Thursday, November 7, 2013

Parent With Manic-Depression


"Roxanne, hi, umm, it's Ralph, your mother is dead", this was the beginning of the phone conversation from Wyoming. Wyoming, the place where my mother was supposed to be happy for the first time in her life. A new home, a loving partner, a garden grown with love and care by my mother's hands. This call came while I was taking a nap before finals in the middle of the afternoon. I stumbled over my words, "why are you telling me this, my mom is not dead, what are you saying, why are you telling me these lies, my mother is not dead, why would you two pull some kind of joke like this on me?" Yes, those were my first words of reaction to the news that Ralph had just found my mother in her closet. She had found his gun while he was out shopping, and shot herself in her face. Sorry readers, for the graphics. However, that is what happened. My forty eight year old mother had just committed suicide. I was only twenty-nine at the time and for years had dreaded this day. Nine years have gone by since that fateful phone call, nine years of nightmares, fear, and the constant dread that it will happen to me.

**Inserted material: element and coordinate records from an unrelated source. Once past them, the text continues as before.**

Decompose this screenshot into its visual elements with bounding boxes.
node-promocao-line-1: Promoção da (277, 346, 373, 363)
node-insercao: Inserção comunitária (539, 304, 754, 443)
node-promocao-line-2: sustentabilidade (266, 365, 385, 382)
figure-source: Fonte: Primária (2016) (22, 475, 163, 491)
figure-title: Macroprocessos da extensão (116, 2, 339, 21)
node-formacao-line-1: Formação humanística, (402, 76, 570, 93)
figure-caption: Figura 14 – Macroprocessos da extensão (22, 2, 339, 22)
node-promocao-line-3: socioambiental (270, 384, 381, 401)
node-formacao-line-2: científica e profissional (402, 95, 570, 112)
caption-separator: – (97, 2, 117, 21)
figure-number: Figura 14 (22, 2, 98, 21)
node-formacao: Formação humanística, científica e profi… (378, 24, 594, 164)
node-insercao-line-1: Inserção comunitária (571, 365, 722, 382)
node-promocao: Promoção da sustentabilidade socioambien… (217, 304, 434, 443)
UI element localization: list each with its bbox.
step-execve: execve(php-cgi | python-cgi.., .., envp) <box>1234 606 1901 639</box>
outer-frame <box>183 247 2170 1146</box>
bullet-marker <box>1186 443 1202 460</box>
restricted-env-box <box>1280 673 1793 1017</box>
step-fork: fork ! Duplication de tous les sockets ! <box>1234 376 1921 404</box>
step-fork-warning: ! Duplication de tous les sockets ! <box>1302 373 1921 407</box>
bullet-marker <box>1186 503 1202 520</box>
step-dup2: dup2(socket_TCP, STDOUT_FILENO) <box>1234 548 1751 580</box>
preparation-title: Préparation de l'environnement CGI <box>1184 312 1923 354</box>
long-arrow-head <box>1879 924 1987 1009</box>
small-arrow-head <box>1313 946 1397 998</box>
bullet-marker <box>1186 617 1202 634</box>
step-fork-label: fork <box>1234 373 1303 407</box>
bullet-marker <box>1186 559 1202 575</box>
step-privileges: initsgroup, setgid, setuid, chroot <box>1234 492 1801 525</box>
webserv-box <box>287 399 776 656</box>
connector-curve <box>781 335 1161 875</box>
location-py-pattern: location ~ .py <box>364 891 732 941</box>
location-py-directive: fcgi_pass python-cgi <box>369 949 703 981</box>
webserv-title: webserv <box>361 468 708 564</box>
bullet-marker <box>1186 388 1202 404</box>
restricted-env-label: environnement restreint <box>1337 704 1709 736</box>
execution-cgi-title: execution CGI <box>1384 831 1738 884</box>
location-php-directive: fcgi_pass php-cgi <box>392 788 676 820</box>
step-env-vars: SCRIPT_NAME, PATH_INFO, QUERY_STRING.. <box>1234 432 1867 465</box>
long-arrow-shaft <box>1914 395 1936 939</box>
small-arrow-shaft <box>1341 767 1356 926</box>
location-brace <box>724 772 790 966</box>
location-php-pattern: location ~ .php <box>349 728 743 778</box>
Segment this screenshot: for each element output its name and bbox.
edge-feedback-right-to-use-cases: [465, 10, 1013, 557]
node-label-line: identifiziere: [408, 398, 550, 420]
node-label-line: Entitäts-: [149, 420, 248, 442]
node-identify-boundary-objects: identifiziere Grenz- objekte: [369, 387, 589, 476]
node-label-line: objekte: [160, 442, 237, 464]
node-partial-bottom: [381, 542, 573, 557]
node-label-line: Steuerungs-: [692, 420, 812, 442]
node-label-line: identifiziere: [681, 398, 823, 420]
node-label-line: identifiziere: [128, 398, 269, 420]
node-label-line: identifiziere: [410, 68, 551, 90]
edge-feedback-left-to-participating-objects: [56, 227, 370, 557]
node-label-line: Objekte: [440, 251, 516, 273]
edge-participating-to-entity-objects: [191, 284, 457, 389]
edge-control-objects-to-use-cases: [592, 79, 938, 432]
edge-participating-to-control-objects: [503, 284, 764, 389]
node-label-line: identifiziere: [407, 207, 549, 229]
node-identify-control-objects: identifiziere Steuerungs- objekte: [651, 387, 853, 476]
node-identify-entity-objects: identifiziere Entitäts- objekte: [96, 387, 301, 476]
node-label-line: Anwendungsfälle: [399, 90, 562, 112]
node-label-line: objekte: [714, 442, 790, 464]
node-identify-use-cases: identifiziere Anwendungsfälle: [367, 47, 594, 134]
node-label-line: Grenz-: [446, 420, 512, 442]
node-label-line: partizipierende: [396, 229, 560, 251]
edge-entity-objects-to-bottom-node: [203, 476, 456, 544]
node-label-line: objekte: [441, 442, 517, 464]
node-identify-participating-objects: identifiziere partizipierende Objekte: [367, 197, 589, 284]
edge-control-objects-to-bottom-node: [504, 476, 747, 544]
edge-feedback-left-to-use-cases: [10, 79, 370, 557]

The history behind that final day of my mother's life is rife with pain, hurt, loss, abandonment, and loss of childhood. She was diagnosed with Manic Depression Bi-Polar when she was in her early thirties, although her siblings can attest to her strange behavior as a child. Her solitariness, her withdrawal from peer relationships, her impulsive nature which led to the birth of her first child, me. I grew up in a home where the lights were never on. I fondly called my mother the "Vampire Lady". She was either asleep or too drugged out to have any real mother daughter talks. Our relationship was ripe with volatility from the age of about sixteen or so. Her illness had us jumping through hoops as children, us being my younger sister and I. I was my sister's caretaker from way back. Through the many moves, the many men, some abusers that my mother tried to find solace in. She never did.

Her mental illness is what is the driving force behind my quest to help others with mental illness. I grew up with a mother who threatened suicide yearly. She was hospitalized at least five times during my adolescence. I can honestly say though, that she always sought help. I remember many times she would find a new doctor who wanted to try yet another experimental antidepressant. My mother and her medications were the theme of everyday. Did mom take her meds? Did the Doctor call with the new script? After the many stays in the psychiatric hospital, my mother acquired a bizarre crew of confidantes. There was the friend with Turret's, the one with multiple personalities. Some nights our form of entertainment would be playing Monopoly with this mix of folks. You would never know what personality would come out from Paige, or if Mark would start to cuss with no control. Although, this probably was not the ideal way to spend an evening for two young kids, it was a form of humor for us. With my mother, you would take the good times and hold them dearly, because you never knew if you would get "that" call. The one where mom tried to check out again.

My mother's mental illness has changed my life course, how could it not? I am not good at trusting people, or I trust too easily. I question my sanity all the time because at one point when I was sixteen one of my mother's doctor's told me that I would most likely inherit this lovely disease, due to its genetic makeup. Therefore, I never know if I am just crazy from the stresses of the world, or that I am manic-depressive and will commit suicide at some point in my life. I can say I have survived my mother's suicide, and that I have at times put it in perspective. However, there are those days that I cannot get out of bed and I do not want the lights on. Candlelight is the most soothing, thanks to mom. My mother and I had a very volatile relationship, at times, I believed she hated me and wished that I had never been born. I grew up blaming myself for her illness. I have her journal that I inherited after her death; it is rife with ranting of her hatred for me. As an adult, I have had to remind myself that it was not her, that it was her illness. Sometimes for me that is hard to reconcile. Now readers, I do not want you to misunderstand me, my childhood did have its benefits, and people who tried to make a difference. My grandparents tried to bring some semblance of normality to my sister's and my life. I am thirty-eight now, married with no children. My fears of this hereditary disease have stopped me from bringing children into this world. I will say I have some peace about the last moments of my mother's life, she seemed happy finally and at peace. I suppose that should have been a big warning sign that something was amiss. I carry guilt around to this day because I was the last person to speak to my mother before she shot herself. I hung up on her because she had what I used to call her "headache" voice, the voice that could not be reached. I hung up on her and the police believe I interrupted her while she was getting ready to go into that closet. I live with that, and I know that mental illness is the most heinous of diseases.